Clara refuse catégoriquement de venir dormir chez moi : elle préfère que ça soit moi qui me déplace, de la banlieue parisienne vers le XIème arrondissement, plutôt que le contraire. Elle m'a avoué qu'elle avait une peur bleue des transports en commun, depuis qu'un voyou lui avait volé son téléphone dans le métro. Son choix, ou plutôt, sa requête, ne me déplait pas, j'y vois même certains avantages : elle vit seule, son appartement possède la tranquillité que ma colocation ne dispose pas. Sa chambre est exceptionnelement bien rangé, bien mieux que la mienne. J'ai peur qu'elle soit une maniaque du ménage, ce que je ne suis absolument pas. Je l'imagine poussant des cris de terreur en découvrant le tas de linge sale posé au milieu de ma chambre, les bouteilles de bière vides trainant autour du lit, seuls souvenirs du dernier passage d'Eric en région parisienne.
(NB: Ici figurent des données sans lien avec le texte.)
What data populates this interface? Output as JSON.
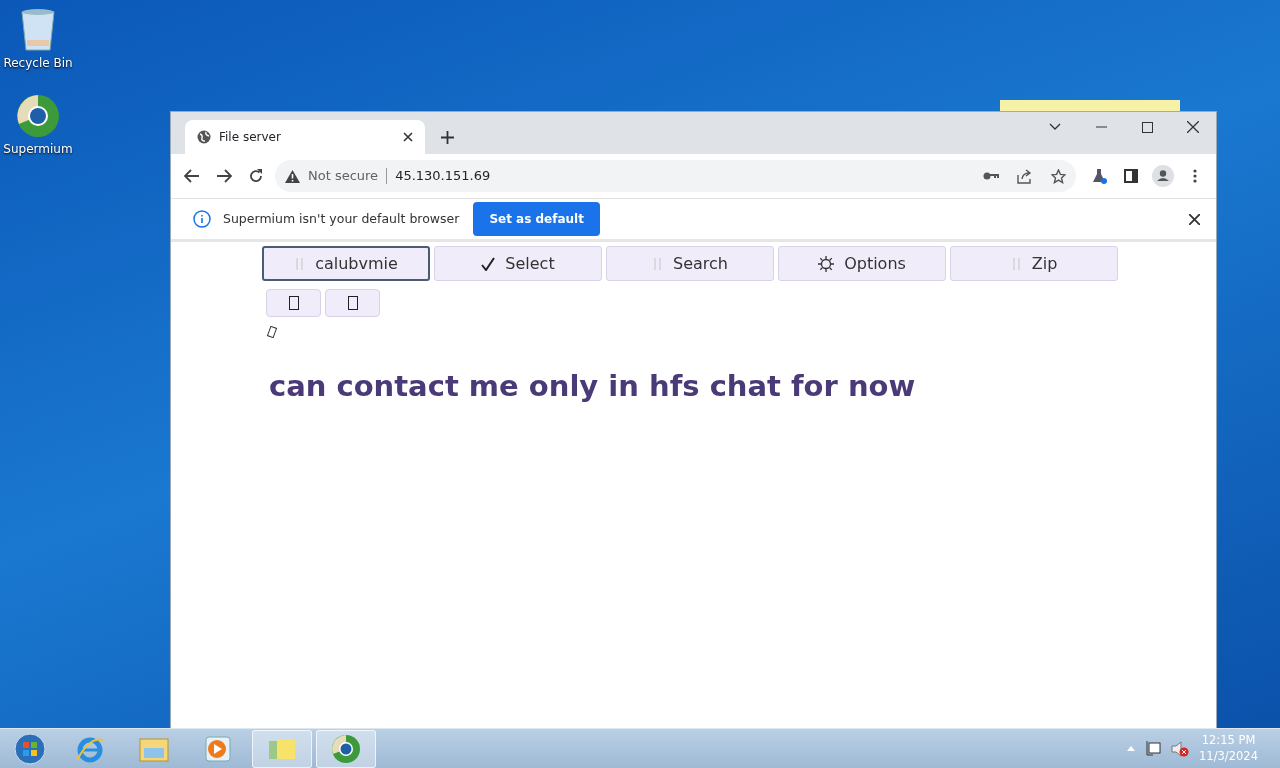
{
  "desktop_icons": [
    {
      "label": "Recycle Bin",
      "kind": "bin"
    },
    {
      "label": "Supermium",
      "kind": "browser"
    }
  ],
  "browser": {
    "tab": {
      "title": "File server"
    },
    "address": {
      "security": "Not secure",
      "url": "45.130.151.69"
    },
    "infobar": {
      "message": "Supermium isn't your default browser",
      "button": "Set as default"
    }
  },
  "page": {
    "toolbar": [
      {
        "label": "calubvmie",
        "kind": "bars",
        "selected": true
      },
      {
        "label": "Select",
        "kind": "check",
        "selected": false
      },
      {
        "label": "Search",
        "kind": "bars",
        "selected": false
      },
      {
        "label": "Options",
        "kind": "gear",
        "selected": false
      },
      {
        "label": "Zip",
        "kind": "bars",
        "selected": false
      }
    ],
    "small_buttons": [
      {
        "kind": "glyph"
      },
      {
        "kind": "glyph"
      }
    ],
    "heading": "can contact me only in hfs chat for now"
  },
  "taskbar": {
    "apps": [
      {
        "kind": "ie",
        "open": false
      },
      {
        "kind": "explorer",
        "open": false
      },
      {
        "kind": "media",
        "open": false
      },
      {
        "kind": "notes",
        "open": true
      },
      {
        "kind": "browser",
        "open": true
      }
    ],
    "time": "12:15 PM",
    "date": "11/3/2024"
  }
}
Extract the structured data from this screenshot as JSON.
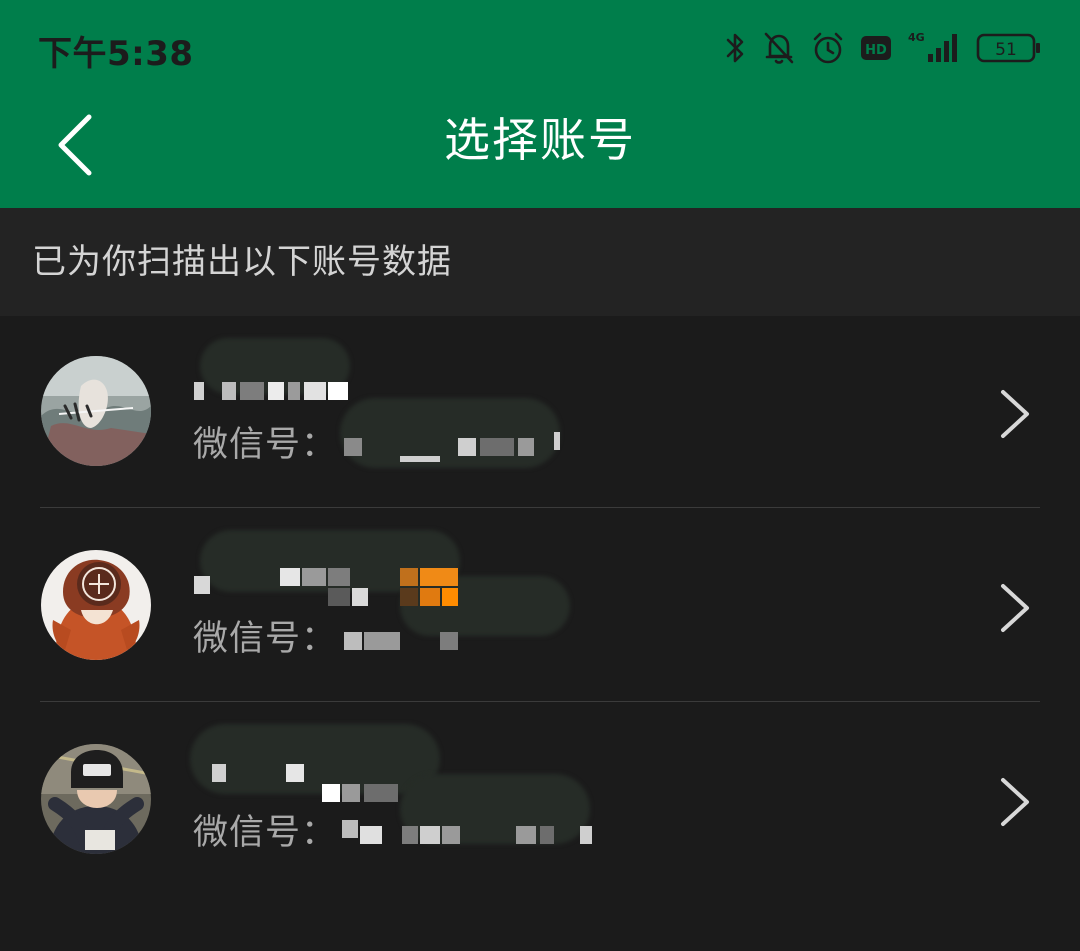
{
  "status_bar": {
    "time": "下午5:38",
    "icons": [
      "bluetooth-icon",
      "bell-muted-icon",
      "alarm-icon",
      "hd-icon",
      "4g-signal-icon",
      "battery-icon"
    ],
    "network": "4G",
    "hd": "HD",
    "battery": "51"
  },
  "nav": {
    "title": "选择账号",
    "back_icon": "chevron-left-icon"
  },
  "subheader": {
    "text": "已为你扫描出以下账号数据"
  },
  "accounts": [
    {
      "wxid_label": "微信号：",
      "name_redacted": true,
      "wxid_redacted": true
    },
    {
      "wxid_label": "微信号：",
      "name_redacted": true,
      "wxid_redacted": true
    },
    {
      "wxid_label": "微信号：",
      "name_redacted": true,
      "wxid_redacted": true
    }
  ],
  "colors": {
    "accent_green": "#007e4b",
    "background": "#1b1b1b",
    "subheader_bg": "#232323",
    "divider": "#3b3b3b"
  }
}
Au final, dans cette situation, nous sommes tous les deux gagnants : Clara ne se sent pas mal à l'aise le soir dans les transports en commun, et moi, je n'ai pas besoin de nettoyer ma petite pièce de 8m² du sol au plafond trois fois par semaine. Et puis, si elle vient un jour chez moi, je devrais lui expliquer qui sont tous ces gens sur les photos qui tapissent ma chambre, pourquoi je lui ai caché que je savais jouer de la guitare, elle me dirait qu'elle a aussi lu tel ou tel livre, qu'elle est surprise que l'on est les même gouts sur beaucoup de choses. Elle essayerait de me percer à jour, de pénétrer le plus possible dans ma vie privée, alors que je refuse depuis le début que notre relation devienne plus intime que ce qu'elle est déjà.